Friday, September 20, 2013

GOP donnybrook continues as House votes to defund Obamacare



As the House voted today for a budget bill that would defund Obamacare – and risk a government shutdown in 11 days -- the donnybrook within the GOP shows no signs of subsiding.
With Texas tea party Sen. Ted Cruz in the center of the dust-up, the latest to join the fray is Republican Sen. Bob Corker of Tennessee, who said: “I didn’t go to Harvard or Princeton, but I can count — the defunding box canyon is a tactic that will fail and weaken our position,” Corker said, a clear reference to the Harvard- and Princeton-educated Cruz. And an obvious caution that the GOP lacks the majority in the Senate and cannot keep the House budget bill intact.
Republican Rep. Peter King of New York also weighed in, saying that Cruz and two other tea party favorites, Sens. Mike Lee (R-Utah) and Rand Paul (R-Ky.), have disrupted the legislative process to the point of a breakdown.

“I would just say if anything good comes from all of this, when Ted Cruz and Rand Paul or Mike Lee fail in the Senate next week, maybe finally we Republicans will have ended their influence,” King told CNN.
“We as House Republicans should stop letting Ted Cruz set our agenda for us,” King continued. “He should stay in the Senate, keep quiet. If he can deliver on this, fine. If he can’t, he should keep quiet from now on and we shouldn’t listen to him.”

On the other side of this political food fight, several House Republicans have jumped all over Cruz since he suggested on Wednesday that the crusade to scuttle Obamacare lies in the hands of the House, where the GOP majority prevails, not in the Senate. That was immediately viewed by many conservative hardliners in the House as waving the flag of surrender.
One senior House Republican aide reportedly said Sens. Cruz, Lee and Marco Rubio (R-Fla.) "are like the kids in high school who would yell fight 'fight, fight' but have never thrown a punch in their entire life."
Another said Senate Republicans are good at getting Facebook “likes” and organizing town hall meetings, but "not much else."

In response, Cruz deadpanned: "I'm always impressed by the courage of anonymous congressional aides."
But one remark may have really hit a nerve with the freshman senator. Referring to the Democratic state senator from Texas who recently waged a day-long, highly publicized filibuster against abortion restrictions, one unnamed House GOP source said: "Wendy Davis has more balls than Ted Cruz."
After that, Cruz quickly shifted gears and on Thursday vowed to launch a Senate filibuster in favor of Obamacare defunding when the House sends its budget bill over.

Certainly no shrinking violet, Cruz is wavering from his previous stand that the GOP majority in the House is where the party should make a final stand on Obamacare. After the senator spent the August recess begging for a fight on Obamacare, the House response when Cruz presumably stepped aside was understandably hostile.
Over the past 24 hours, following the White House statement that indicated, not surprisingly, that President Obama will veto any legislation that attempts to pull the plug on health care reform, the Republican talking points have reverted to this: By placing such a high priority on Obamacare, it’s actually the president who is threatening to shut down the government.

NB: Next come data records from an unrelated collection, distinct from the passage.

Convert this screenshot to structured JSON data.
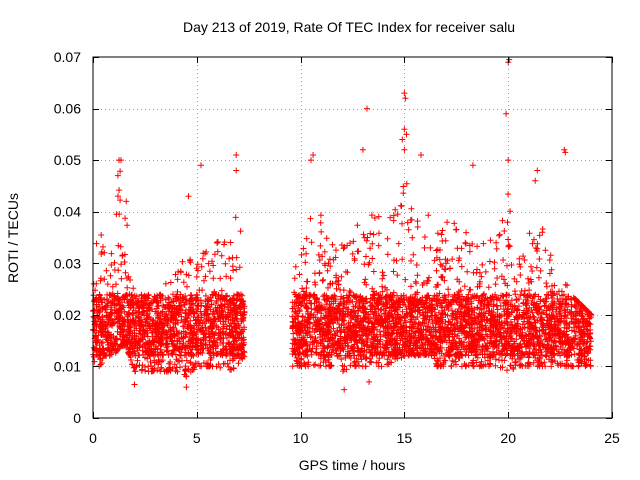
{
  "chart_data": {
    "type": "scatter",
    "title": "Day 213 of 2019, Rate Of TEC Index for receiver salu",
    "xlabel": "GPS time / hours",
    "ylabel": "ROTI / TECUs",
    "xlim": [
      0,
      25
    ],
    "ylim": [
      0,
      0.07
    ],
    "grid": true,
    "x_ticks": [
      0,
      5,
      10,
      15,
      20,
      25
    ],
    "x_tick_labels": [
      "0",
      "5",
      "10",
      "15",
      "20",
      "25"
    ],
    "y_ticks": [
      0,
      0.01,
      0.02,
      0.03,
      0.04,
      0.05,
      0.06,
      0.07
    ],
    "y_tick_labels": [
      "0",
      "0.01",
      "0.02",
      "0.03",
      "0.04",
      "0.05",
      "0.06",
      "0.07"
    ],
    "marker": "+",
    "color": "#ff0000",
    "series": [
      {
        "name": "ROTI",
        "segments": [
          {
            "t0": 0.0,
            "t1": 7.3,
            "n": 1700
          },
          {
            "t0": 9.6,
            "t1": 24.0,
            "n": 3400
          }
        ],
        "envelope": [
          [
            0.0,
            0.01,
            0.03
          ],
          [
            0.3,
            0.01,
            0.038
          ],
          [
            0.7,
            0.012,
            0.03
          ],
          [
            1.0,
            0.012,
            0.034
          ],
          [
            1.3,
            0.014,
            0.048
          ],
          [
            1.6,
            0.014,
            0.04
          ],
          [
            2.0,
            0.009,
            0.024
          ],
          [
            3.0,
            0.009,
            0.024
          ],
          [
            4.0,
            0.009,
            0.028
          ],
          [
            4.5,
            0.008,
            0.035
          ],
          [
            5.0,
            0.01,
            0.03
          ],
          [
            5.5,
            0.01,
            0.034
          ],
          [
            6.0,
            0.01,
            0.036
          ],
          [
            6.5,
            0.009,
            0.037
          ],
          [
            7.0,
            0.01,
            0.04
          ],
          [
            7.3,
            0.012,
            0.032
          ],
          [
            9.6,
            0.01,
            0.028
          ],
          [
            10.0,
            0.01,
            0.032
          ],
          [
            10.5,
            0.01,
            0.042
          ],
          [
            11.0,
            0.01,
            0.04
          ],
          [
            11.5,
            0.01,
            0.034
          ],
          [
            12.0,
            0.009,
            0.035
          ],
          [
            12.5,
            0.01,
            0.036
          ],
          [
            13.0,
            0.01,
            0.04
          ],
          [
            13.5,
            0.01,
            0.04
          ],
          [
            14.0,
            0.01,
            0.04
          ],
          [
            14.5,
            0.011,
            0.042
          ],
          [
            15.0,
            0.012,
            0.048
          ],
          [
            15.5,
            0.012,
            0.038
          ],
          [
            16.0,
            0.012,
            0.044
          ],
          [
            16.5,
            0.01,
            0.036
          ],
          [
            17.0,
            0.01,
            0.04
          ],
          [
            17.5,
            0.01,
            0.038
          ],
          [
            18.0,
            0.01,
            0.037
          ],
          [
            18.5,
            0.01,
            0.036
          ],
          [
            19.0,
            0.01,
            0.034
          ],
          [
            19.5,
            0.01,
            0.038
          ],
          [
            20.0,
            0.009,
            0.045
          ],
          [
            20.5,
            0.01,
            0.036
          ],
          [
            21.0,
            0.01,
            0.036
          ],
          [
            21.5,
            0.01,
            0.04
          ],
          [
            22.0,
            0.01,
            0.032
          ],
          [
            22.5,
            0.01,
            0.03
          ],
          [
            23.0,
            0.01,
            0.024
          ],
          [
            24.0,
            0.01,
            0.02
          ]
        ],
        "outliers": [
          [
            1.25,
            0.05
          ],
          [
            1.35,
            0.05
          ],
          [
            1.2,
            0.047
          ],
          [
            1.6,
            0.042
          ],
          [
            5.2,
            0.049
          ],
          [
            6.9,
            0.051
          ],
          [
            6.9,
            0.048
          ],
          [
            4.6,
            0.043
          ],
          [
            10.6,
            0.051
          ],
          [
            10.5,
            0.05
          ],
          [
            13.0,
            0.052
          ],
          [
            13.2,
            0.06
          ],
          [
            15.0,
            0.063
          ],
          [
            15.05,
            0.062
          ],
          [
            15.0,
            0.056
          ],
          [
            14.9,
            0.054
          ],
          [
            15.1,
            0.055
          ],
          [
            15.0,
            0.052
          ],
          [
            15.8,
            0.051
          ],
          [
            18.3,
            0.049
          ],
          [
            20.0,
            0.069
          ],
          [
            20.05,
            0.0695
          ],
          [
            19.9,
            0.059
          ],
          [
            20.0,
            0.05
          ],
          [
            21.4,
            0.048
          ],
          [
            21.3,
            0.046
          ],
          [
            22.7,
            0.052
          ],
          [
            22.75,
            0.0515
          ],
          [
            12.1,
            0.0055
          ],
          [
            4.5,
            0.006
          ],
          [
            2.0,
            0.0065
          ],
          [
            13.3,
            0.007
          ]
        ]
      }
    ]
  }
}
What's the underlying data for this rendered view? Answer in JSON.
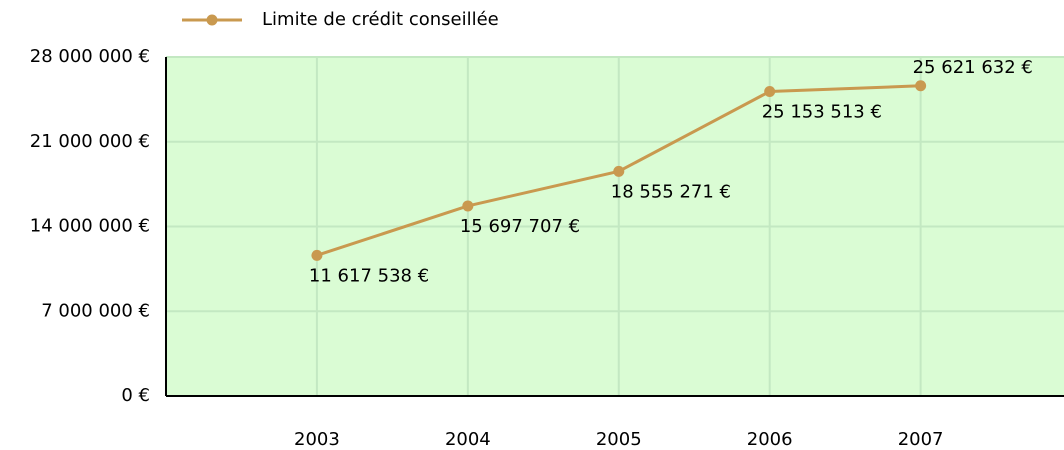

Meanwhile, Conservative columnist Charles Krauthammer has said the Republican strategy makes no sense because the policy goal – gutting the Affordable Care Act – is unattainable. Strategist Karl Rove said the move would be self-destructive as voters would blame the GOP for the shutdown. Fox News’ Bill O’Reilly blames the push on “fanaticism” within the GOP.
Nicolle Wallace, who served as communications director for President George W. Bush, called the House GOP plan “stupid” and “idiotic.” She compared the situation on Capitol Hill to a 5-year-old riding a scooter who needs adult supervision so he doesn’t go into traffic and get “squished.”

And then there’s Senate Democratic Leader Harry Reid who has a front-row seat for all of this drama and is enjoying every minute of it. On the Senate floor Thursday morning, Reid said of Republicans: It’s “good political theater to watch them self-destruct.”